He kaiwhakarato wai ahau?,
Am I a water supplier?

If you own or operate an unregistered drinking water supply, then here’s what you need to know.

Kia ora, we’re Taumata Arowai – the water services regulator for Aotearoa New Zealand.

We've been established to help improve the performance of the water services sector and to administer the Water Services Act 2021. This is to make sure everyone in Aotearoa has access to safe and sufficient drinking water, including rural and remote communities. 

Am I a drinking water supplier?

If you own or operate a water supply that provides drinking water to more than 1 household, you are considered a drinking water supplier under the Water Services Act 2021. 

All drinking water suppliers have a duty of care to provide safe drinking water to the communities or people who rely on their supplies. 

Examples of supplies that are often ‘unregistered’ are: 

  • smaller community water schemes 
  • supplies serving marae, papakāinga, rural schools, or community halls 
  • multiple dwellings such as farmhouses or baches that share a bore or water source. 

If your house or dwelling has its own drinking water supply, the Water Services Act 2021 doesn’t apply to you. You’re not required to test or monitor your supply but of course, you should ensure that your water is safe to drink. 
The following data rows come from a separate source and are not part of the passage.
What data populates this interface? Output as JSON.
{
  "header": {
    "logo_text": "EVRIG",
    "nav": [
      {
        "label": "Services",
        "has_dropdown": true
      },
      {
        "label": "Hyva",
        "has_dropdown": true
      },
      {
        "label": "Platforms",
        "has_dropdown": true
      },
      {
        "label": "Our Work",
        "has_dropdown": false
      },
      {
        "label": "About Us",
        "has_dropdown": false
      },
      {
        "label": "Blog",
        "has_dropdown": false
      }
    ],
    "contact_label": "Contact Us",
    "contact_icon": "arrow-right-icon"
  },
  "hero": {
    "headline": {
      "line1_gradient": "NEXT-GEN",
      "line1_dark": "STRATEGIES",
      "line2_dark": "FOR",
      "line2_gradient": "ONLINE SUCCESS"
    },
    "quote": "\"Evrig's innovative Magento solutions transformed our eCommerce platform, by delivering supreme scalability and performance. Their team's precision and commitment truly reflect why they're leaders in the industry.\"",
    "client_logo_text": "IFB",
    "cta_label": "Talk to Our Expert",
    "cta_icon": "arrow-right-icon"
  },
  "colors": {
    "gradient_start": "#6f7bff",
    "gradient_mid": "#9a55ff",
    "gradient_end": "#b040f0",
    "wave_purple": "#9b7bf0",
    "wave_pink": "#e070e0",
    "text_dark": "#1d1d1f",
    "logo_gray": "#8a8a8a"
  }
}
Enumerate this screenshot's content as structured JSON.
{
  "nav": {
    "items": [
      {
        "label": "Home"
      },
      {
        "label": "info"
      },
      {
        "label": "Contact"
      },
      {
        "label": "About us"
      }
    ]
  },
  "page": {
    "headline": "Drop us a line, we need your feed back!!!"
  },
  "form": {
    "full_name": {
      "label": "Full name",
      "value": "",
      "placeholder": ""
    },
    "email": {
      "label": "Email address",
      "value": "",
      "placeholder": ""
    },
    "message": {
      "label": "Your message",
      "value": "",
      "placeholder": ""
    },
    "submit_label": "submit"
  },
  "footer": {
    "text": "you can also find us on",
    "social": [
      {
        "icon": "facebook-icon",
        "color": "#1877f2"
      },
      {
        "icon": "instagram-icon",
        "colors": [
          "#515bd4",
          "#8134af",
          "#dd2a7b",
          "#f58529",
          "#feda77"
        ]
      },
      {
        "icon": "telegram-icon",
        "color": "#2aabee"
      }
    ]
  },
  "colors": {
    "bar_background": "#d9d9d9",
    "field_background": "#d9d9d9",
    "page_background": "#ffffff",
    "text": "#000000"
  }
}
For example, you are not considered a drinking water supplier if you own or operate: 

  • a rental property with a rainwater tank supplying a single house 
  • a holiday house with its own rainwater tank rented to tourists on a short-term basis 
  • a water supply that is only used for stock or irrigation 
  • a property with 2 dwellings that each have their own separate water supply (eg 1 from a bore and 1 from roof water collection). 

The Water Services Act 2021 is concerned with water used for human consumption and other related purposes like oral hygiene, preparing food and drink, or washing utensils. Water that isn’t used for these purposes is not ‘drinking water’ and is not subject to the Act. Bottled water regulated under the Food Act 2014 is also excluded. 

What do I do if I'm a water supplier?

At this stage, you have time to find out more and get the advice and support you need. Watch this video for more information. 

If you own a drinking water supply operating before 15 November 2021 not registered with the Ministry of Health, you have until November 2025 to register with Taumata Arowai. You then have until November 2028 to fully comply with the Water Services Act. 

These timeframes allow us to work with you to understand your needs. As a water supplier, you know your supply best and you’re best placed to understand and manage the risks. 

In the meantime, you have a duty of care to make sure the water you provide is safe. If you are unsure, consider arranging a water quality test. This will give you information about your water quality. You can then start to plan what you might need to do to make sure your water continues to be safe. 

Will there be different options for small and rural supplies?

We recognise that every drinking water supply is unique, especially small and rural suppliers. We have a number of compliance options for smaller supplies that are intended to minimise the regulatory burden, including Acceptable Solutions. Find out more about options for small suppliers. 

What will I need to comply with?

Once you register as a drinking water supplier, you’ll need to make sure your water meets the Drinking Water Standards. These standards set the Maximum Acceptable Values (MAVs) for a range of substances which can affect drinking water quality and safety. They are based on guideline values set by the World Health Organisation, with some adjustments for Aotearoa New Zealand circumstances. 

You’ll need to make sure the water you supply looks, tastes and smells acceptable, by following the Drinking Water Aesthetic Values. 

The Drinking Water Quality Assurance Rules will tell drinking water suppliers what to do to comply with the Drinking Water Standards and other requirements under the Act. The Rules match the scale, complexity, and risk profile of each supply. The simpler the supply, the simpler the rules. 

Smaller suppliers can choose from a range of optionsincluding Acceptable Solutions. They can select the option that best suits their circumstances. Acceptable Solutions and are intended to provide a straightforward option for certain supply types. We recognise that options need to be practical and affordable.   

Why are these changes happening?

Taumata Arowai was formed as the result of a review that identified systematic failures of drinking water services around the country. These failures result in poor health outcomes, especially for the elderly, children and immune compromised. An estimate suggests 34,000 cases of waterborne illness every year result from the consumption of poor drinking water. This includes people in remote and rural areas. 

Small, rural, and private water supplies are included in the Water Services Actso we can lift the standard of drinking water quality across the country. It’s not about making new rules for the sake of it. It’s about providing information on the issues and support so that everyone can turn on the tap and trust that what comes out is safe to drink.